At StampedeCon 2014, Sukhendu Chakraborty (RichRelevance) presented "Big Data Analytics made easy using Apache Hive to R Connector."
As the leading omni-channel personalization provider, RichRelevance fully harnesses the power of Hadoop to handle petabytes of data coming from both online (clickstream) and offline (e.g. in-store) sources. Given this wealth of customer data at Richrelevance, omnichannel data integration and analytics is critical. One of the major challenges is to consolidate online, mobile, social, and other data sources to create a create a single view of users for making more insightful decisions.

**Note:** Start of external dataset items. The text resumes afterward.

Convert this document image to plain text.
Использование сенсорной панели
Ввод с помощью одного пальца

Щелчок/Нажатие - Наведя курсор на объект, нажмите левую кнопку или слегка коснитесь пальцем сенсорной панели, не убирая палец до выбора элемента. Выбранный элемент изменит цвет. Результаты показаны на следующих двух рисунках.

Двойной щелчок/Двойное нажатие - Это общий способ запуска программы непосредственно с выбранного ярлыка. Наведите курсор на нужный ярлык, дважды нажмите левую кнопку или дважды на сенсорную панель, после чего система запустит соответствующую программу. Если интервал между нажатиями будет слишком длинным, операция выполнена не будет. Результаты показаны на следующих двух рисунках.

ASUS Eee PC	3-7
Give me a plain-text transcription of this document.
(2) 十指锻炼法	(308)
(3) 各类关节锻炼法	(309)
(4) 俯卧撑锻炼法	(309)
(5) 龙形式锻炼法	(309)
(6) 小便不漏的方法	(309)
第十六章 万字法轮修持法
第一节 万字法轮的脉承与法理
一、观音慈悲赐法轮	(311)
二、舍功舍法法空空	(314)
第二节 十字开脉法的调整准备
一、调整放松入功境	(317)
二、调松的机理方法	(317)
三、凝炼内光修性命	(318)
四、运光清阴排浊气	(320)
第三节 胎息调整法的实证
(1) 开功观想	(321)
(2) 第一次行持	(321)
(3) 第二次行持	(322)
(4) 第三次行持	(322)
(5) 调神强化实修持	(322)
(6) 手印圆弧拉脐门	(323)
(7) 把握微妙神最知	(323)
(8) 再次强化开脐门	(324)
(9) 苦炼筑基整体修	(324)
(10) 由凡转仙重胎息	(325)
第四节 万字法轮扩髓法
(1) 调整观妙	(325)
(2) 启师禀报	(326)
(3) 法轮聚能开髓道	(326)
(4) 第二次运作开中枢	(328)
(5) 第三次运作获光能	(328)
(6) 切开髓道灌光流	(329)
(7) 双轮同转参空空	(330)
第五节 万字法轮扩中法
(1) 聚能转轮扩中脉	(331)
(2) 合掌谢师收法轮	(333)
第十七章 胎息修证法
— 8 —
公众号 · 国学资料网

Our use cases require clickstream analytics that leverage Apache Hive & R. Apache Hive is a good tool for performing ELT and basic analytics, but is limited in statistical analysis and data exploration capabilities. R, on the other hand, has become a preferred language for analytics, as it offers a wide variety of statistical and graphical packages. The downside is that R is single threaded memory intensive, making it impossible to work with data at scale.
Through a series of use cases, we will present how our version of the R to Hive connector allows us to bridge the gap between R and Hive and make big data analysis using R on terabytes of data feasible. This framework takes us a step closer to the notion of a “one solution fits all” principle where we are no longer restricted by a single compute mechanism. It is our attempt to bring the two worlds closer, such that the data source is agnostic to the tools which are used to access it.